= John Ainsworth Dunn =

John Ainsworth Dunn (November 2, 1831, in Westminster, Massachusetts – 1915) was an American furniture maker.

He was the ninth child of John and Abigail (Jackson) Dunn. In 1837, his family moved to Petersham, Massachusetts. He began what was to become his lifelong career in chair manufacturing in 1852. He worked in a factory in East Gardner, Massachusetts. He learned the craft of chair making in three months.

"The business of chair-making was commenced on the location where the large and busy factory of John A. Dunn stood. In 1838 Elijah Putman brought the water privilege of Wm. S. Lynde, and constructed a dam, moved his shop there, supplying it with machinery, putting himself and men to work. Seven years later Mr. Putman sold out to Thorley Collester, Ruel G. Cowee and Benjamin H. Rugg, who continued the business under the firm-name of Cowee, Collester and Company for a short time. When Maro Collester and Edward Stevens retired and Franklin and George Eaton took their places, the firm was changed to Collester, Rugg and Eaton. When Mr. Collester died in 1862, Mr. Rugg and George Eaton left, and Nathaniel Holmes joined with Franklin Eaton forming Eaton and Holmes Co. In 1864 John A. Dunn was admitted to the firm, which then was called Eaton, Holmes and Company. Mr. Dunn was the "Company" part in the name. In 1875 Mr. Holmes sold his interest to Isaac J. Dunn, brother of John A. Dunn, and the firm became J.A & I.J. Dunn, under which business was carried on until 1886, when John A. Dunn brought his brother's share and conducted the enterprise on his own behalf." Heywood, William S. Gardner and Westminster Historical Sketches, pages 837–838.

A. Dunn was the sole owner of the business until 1902. On March 26, 1902, the Dunn chair factory was destroyed by a fire. Mr. Dunn had a larger and fireproof brick factory built, with all modern factory features. This was all done within a year; people who had worked at the factory before the fire were given their jobs back. The business was incorporated to the John A. Dunn Company, John A. Dunn, president, his son George A. Dunn, vice-president and another son Frank C. Dunn was secretary-treasurer. The manufacturing of the chairs was done at the plant in Gardner, Massachusetts, but offices and warehouses were established in Chicago, Boston, and St.
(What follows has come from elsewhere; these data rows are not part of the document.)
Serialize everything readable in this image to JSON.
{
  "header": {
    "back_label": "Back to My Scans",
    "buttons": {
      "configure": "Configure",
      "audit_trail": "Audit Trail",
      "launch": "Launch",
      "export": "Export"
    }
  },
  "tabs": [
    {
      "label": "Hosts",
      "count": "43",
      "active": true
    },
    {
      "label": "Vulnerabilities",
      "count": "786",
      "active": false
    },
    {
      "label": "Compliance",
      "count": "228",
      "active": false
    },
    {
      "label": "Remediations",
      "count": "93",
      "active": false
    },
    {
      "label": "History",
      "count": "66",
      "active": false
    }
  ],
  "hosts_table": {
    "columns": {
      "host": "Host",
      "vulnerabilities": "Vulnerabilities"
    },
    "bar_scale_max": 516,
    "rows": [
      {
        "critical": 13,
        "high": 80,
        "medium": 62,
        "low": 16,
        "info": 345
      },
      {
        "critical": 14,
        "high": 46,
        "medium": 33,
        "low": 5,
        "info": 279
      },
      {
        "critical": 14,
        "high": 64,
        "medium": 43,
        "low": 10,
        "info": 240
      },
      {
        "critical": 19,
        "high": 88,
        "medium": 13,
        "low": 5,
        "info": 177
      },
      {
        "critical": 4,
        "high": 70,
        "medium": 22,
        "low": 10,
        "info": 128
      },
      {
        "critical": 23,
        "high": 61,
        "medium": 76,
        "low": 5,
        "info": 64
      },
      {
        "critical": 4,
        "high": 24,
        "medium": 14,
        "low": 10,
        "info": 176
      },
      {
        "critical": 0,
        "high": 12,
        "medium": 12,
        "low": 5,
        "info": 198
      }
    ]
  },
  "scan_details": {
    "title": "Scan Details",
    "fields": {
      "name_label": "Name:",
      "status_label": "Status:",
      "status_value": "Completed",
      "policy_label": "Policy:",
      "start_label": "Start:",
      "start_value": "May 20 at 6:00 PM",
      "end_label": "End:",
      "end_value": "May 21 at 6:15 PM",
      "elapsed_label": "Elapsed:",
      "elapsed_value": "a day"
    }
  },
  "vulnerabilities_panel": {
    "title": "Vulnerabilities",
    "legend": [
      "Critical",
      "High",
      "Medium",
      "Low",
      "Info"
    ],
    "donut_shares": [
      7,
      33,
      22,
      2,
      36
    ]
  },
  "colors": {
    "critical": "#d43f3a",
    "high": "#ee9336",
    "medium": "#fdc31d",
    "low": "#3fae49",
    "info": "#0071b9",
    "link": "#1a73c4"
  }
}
Paul; in addition to business going through those channels, the John A. Dunn Company supplied other chair manufacturers in large quantities both at home and abroad. Dunn lived to see his plant doing a business of $1,000,000 annually. His chairs were noted for their sturdy construction and durability. While most of his furniture was utilitarian in design he was especially proud of his Arts and Crafts style furniture.

Dunn was very involved in the civic life of Gardner, Mass. In his will Dunn gave a valuable piece of property to the city of Gardner. This land was turned into a public park and the pond was named Dunn's Pond, which later became Dunn State Park. Dunn was seen by the people of Gardner as a man of strong and marked personality who made the community conspicuous in the industrial and commercial world. He was a far sighted man with a clear head for business.